While the great majority of recent papers and periodicals are indexed on the web, many have not been easily accessible to the public using normal search engines. The project involved broad co-operation from academic, scientific and technical publishers to improve indexing of restricted-access material. However, many of these publications will still require a subscription to the publishing website to be read but short extracts should be available. Danny Sullivan, editor of the online newsletter SearchEngineWatch, said: "Normally, such material would never get spidered by search engines such as Google, so the material would be invisible to web searchers. "The advantage is that suddenly, searchers have a much better ability to locate material that may be of interest." Google Scholar reflects a growing trend over the last decade by students and academics who begin their research with online search engines. Mr Sullivan predicted that other search engines would soon follow with their own specialised search tools. "What Yahoo doesn't currently provide is a specialised way to search through just this material. It's quite likely in my view that this will come," he said.
Should be a handy tool for fact checking so-called experts and seeing what they have published.
Posted by:Steve

#4  Sounds like another good idea from google. There are already online repositories of research papers at sites such as lanl.arXiv.org and CiteSeer, but they are probably too narrowly focussed for most technical searches.
Posted by: Lux   2004-11-23 4:54:56 PM  

#3  It sounds like a good idea. I’ve tried it a couple of times with little success. Good science articles are picked up, spread, and talked about on the Internet. If it isn’t being talked about, it’s probably not that important. So I didn’t find better info using the Scholar Search than when using regular Google with good keywords.

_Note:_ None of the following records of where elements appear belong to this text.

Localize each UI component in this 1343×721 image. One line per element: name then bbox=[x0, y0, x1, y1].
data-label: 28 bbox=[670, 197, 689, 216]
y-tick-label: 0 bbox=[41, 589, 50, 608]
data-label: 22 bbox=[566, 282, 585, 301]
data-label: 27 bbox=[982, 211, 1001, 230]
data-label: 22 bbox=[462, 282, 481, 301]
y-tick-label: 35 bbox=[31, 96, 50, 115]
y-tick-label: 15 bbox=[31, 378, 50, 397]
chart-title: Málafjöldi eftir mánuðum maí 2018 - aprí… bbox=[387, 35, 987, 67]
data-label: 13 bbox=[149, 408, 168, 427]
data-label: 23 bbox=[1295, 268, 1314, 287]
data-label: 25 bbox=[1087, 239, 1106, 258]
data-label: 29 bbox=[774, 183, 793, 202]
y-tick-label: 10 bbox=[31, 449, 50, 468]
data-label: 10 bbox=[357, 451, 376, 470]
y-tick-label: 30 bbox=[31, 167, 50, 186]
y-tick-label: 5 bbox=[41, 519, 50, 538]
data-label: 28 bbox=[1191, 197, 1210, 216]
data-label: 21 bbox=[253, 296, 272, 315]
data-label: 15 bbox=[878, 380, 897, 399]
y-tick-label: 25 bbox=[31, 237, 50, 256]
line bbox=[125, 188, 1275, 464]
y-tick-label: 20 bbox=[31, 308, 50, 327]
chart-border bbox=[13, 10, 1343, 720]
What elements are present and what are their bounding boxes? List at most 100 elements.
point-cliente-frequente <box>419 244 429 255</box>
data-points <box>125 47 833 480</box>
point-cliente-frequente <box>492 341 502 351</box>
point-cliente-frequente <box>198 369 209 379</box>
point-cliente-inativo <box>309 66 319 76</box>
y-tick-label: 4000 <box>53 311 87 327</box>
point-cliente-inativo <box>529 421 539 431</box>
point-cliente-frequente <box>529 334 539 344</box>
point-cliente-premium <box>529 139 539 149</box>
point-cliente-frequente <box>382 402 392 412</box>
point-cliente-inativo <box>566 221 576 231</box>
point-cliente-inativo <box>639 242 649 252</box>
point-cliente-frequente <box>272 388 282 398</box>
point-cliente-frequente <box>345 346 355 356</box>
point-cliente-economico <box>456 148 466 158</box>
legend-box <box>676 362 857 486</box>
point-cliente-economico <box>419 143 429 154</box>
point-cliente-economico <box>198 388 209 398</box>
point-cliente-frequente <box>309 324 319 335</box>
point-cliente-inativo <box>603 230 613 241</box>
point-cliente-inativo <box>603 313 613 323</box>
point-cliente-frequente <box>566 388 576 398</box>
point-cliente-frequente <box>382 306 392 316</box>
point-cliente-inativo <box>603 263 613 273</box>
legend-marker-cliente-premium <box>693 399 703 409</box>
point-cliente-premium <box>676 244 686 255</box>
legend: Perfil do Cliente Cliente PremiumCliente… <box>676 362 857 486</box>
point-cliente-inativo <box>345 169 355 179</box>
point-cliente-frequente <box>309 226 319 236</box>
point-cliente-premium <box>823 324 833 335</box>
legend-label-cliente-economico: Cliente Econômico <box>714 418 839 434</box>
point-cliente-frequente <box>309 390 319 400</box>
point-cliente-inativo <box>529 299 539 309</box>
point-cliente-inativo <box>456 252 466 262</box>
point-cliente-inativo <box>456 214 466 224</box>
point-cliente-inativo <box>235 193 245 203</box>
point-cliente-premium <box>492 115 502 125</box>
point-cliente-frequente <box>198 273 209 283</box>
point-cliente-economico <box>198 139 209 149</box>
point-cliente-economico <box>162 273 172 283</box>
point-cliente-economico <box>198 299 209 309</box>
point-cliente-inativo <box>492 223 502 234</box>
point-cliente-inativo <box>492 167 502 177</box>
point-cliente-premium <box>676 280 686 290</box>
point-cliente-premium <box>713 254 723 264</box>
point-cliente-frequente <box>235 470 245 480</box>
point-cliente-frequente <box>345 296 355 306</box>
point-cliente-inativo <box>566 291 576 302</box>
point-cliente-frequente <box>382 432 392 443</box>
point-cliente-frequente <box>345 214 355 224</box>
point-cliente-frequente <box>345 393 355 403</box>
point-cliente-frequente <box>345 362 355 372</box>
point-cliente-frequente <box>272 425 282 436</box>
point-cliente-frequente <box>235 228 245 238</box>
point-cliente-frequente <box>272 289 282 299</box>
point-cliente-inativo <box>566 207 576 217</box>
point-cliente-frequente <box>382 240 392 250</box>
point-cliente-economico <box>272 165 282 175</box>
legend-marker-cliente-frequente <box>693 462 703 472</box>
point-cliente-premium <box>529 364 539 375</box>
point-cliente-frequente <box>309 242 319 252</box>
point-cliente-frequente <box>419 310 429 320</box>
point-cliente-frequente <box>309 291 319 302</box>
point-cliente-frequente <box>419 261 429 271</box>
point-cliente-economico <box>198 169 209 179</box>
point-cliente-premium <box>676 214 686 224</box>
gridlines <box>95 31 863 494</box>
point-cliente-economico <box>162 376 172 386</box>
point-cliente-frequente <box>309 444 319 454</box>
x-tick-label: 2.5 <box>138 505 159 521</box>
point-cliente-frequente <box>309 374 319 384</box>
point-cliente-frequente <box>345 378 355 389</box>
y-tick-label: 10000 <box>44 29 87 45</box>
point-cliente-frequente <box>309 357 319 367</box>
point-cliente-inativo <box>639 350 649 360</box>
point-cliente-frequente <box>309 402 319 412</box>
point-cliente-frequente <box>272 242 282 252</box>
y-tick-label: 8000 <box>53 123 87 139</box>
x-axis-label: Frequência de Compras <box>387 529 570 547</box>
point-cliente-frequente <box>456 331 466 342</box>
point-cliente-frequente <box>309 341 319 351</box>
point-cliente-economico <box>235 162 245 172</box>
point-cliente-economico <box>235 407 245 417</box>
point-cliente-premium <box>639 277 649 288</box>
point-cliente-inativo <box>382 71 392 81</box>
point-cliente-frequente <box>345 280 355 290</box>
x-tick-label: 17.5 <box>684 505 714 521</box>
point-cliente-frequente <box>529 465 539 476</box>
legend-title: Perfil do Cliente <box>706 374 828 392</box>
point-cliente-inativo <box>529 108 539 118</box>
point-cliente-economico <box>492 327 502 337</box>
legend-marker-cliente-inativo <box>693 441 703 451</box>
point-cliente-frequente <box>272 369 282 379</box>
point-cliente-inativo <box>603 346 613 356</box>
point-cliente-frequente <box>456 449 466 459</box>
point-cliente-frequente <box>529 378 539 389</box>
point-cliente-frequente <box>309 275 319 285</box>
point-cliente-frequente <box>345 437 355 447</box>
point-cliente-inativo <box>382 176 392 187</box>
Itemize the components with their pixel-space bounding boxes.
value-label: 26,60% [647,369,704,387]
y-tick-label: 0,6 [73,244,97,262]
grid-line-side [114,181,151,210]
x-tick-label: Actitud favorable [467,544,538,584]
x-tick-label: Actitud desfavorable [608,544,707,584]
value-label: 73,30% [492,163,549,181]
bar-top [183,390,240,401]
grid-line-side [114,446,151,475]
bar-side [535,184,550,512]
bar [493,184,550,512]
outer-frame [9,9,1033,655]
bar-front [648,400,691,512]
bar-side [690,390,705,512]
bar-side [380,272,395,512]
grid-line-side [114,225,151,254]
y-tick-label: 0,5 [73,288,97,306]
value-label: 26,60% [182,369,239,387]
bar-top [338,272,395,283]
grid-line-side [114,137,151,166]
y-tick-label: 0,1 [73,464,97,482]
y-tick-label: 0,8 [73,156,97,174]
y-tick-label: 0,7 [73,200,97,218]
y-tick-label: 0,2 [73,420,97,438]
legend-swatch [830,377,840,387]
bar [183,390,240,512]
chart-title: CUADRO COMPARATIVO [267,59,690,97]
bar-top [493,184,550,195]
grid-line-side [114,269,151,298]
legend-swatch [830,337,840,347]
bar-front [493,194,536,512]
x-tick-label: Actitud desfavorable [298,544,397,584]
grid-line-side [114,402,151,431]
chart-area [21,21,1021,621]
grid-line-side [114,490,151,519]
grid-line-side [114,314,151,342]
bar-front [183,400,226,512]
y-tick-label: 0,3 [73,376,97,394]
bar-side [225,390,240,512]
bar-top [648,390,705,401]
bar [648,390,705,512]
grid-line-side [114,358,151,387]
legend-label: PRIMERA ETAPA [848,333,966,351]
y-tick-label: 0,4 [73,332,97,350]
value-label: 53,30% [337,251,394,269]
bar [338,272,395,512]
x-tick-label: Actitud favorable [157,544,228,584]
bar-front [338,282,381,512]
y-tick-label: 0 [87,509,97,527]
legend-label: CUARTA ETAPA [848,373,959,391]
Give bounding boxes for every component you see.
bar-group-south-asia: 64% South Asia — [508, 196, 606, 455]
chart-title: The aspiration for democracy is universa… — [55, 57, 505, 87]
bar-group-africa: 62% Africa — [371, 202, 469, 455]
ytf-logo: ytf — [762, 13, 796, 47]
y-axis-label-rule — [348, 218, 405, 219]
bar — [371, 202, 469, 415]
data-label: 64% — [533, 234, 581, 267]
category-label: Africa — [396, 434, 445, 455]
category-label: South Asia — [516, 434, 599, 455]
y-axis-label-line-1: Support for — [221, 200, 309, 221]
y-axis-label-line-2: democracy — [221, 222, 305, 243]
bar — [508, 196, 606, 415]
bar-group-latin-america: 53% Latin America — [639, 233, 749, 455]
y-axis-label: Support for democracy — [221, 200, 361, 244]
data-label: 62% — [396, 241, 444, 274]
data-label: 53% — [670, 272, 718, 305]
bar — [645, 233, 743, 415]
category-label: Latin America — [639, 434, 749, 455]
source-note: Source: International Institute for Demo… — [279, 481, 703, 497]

I’d like to set a few flags on my search such as “background in science”, “knowledge level”, “no stores”, etc.
Posted by: Anonymous5032   2004-11-23 4:01:57 PM  

#2  actually, light green highlighter is right! That should be a very useful tool.
Posted by: 2b   2004-11-23 2:48:26 PM  

#1  While the great majority of recent papers and periodicals are indexed on the web, many have not been easily accessible to the public using normal search engines

As if any of us wanted to read the crap put out by our "intelligent scholars". Bunch of 22 year old's regurgitating the "wisdom" of the professors and citing the same articles that their professors either told them to go read or that they wrote themselves. Such incest always produces deformed children. Yawn.. 20th Century tactics with 21st century tools.